CDP, the former Carbon Disclosure Project which collects corporate environmental data on behalf of institutional investors, is calling on them to take a leading role in guiding companies on the emerging issue of water stewardship.
The CDP argues that companies are taking a “misguided” and “outdated” approach to water-related risk management.
Companies’ focus on simply reducing water use is an “inadequate response” to more substantive water risks, which threaten shareholder value, the CDP says in its new 2013 Water Report.
Instead, the notion of ‘water stewardship’ is being developed by the CDP and others as a way to achieve water security. The CDP is “calling on investors to take a leading role in guiding companies on this issue”.

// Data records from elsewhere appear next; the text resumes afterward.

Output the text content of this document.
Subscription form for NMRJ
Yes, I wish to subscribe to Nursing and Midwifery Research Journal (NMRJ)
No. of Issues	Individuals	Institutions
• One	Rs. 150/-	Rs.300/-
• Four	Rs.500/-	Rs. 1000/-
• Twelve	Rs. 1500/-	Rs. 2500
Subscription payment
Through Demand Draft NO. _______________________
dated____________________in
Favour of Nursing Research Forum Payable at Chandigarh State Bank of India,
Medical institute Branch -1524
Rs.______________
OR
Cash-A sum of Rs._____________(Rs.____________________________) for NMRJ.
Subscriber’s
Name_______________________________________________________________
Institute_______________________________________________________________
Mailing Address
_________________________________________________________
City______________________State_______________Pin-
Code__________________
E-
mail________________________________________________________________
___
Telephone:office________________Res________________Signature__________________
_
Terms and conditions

CDP Chief Executive Paul Simpson said there’s a “significant disparity” between investor expectations and company actions on water. Although the number of investors requesting corporate water data through CDP has quadrupled in just three years (to 530, representing $57trn), the number of companies taking action and disclosing has not kept pace.Simpson said: “A shift in practice is required if companies are to realize the true benefits of water stewardship, achieve business resilience and competitive advantage. Using the insights from standardized company disclosures, investors can enhance risk management of this critical issue.”
Piet Klop, Senior Advisor, Responsible Investment, at Dutch pension asset manager PGGM Investments said the problem is that the business value of water risk remains unclear “because company information on water is rarely comparable and meaningful”.
The CDP admits there is still much to be done to catalyze greater corporate water stewardship. So next year it will send out a revised water questionnaire and trial what it terms the world’s first public water scoring methodology. This will be tested on a confidential basis with Global 500 respondents only, ahead of full implementation for all respondents in 2015.
Earlier this month Norges Bank Investment Management (NBIM), the arm of the Norwegian central bank which manages the NOK4.6trn (€567bn) Government Pension Fund, in a letter to the CDP, called for much greater detail in companies’ reporting of their water risks.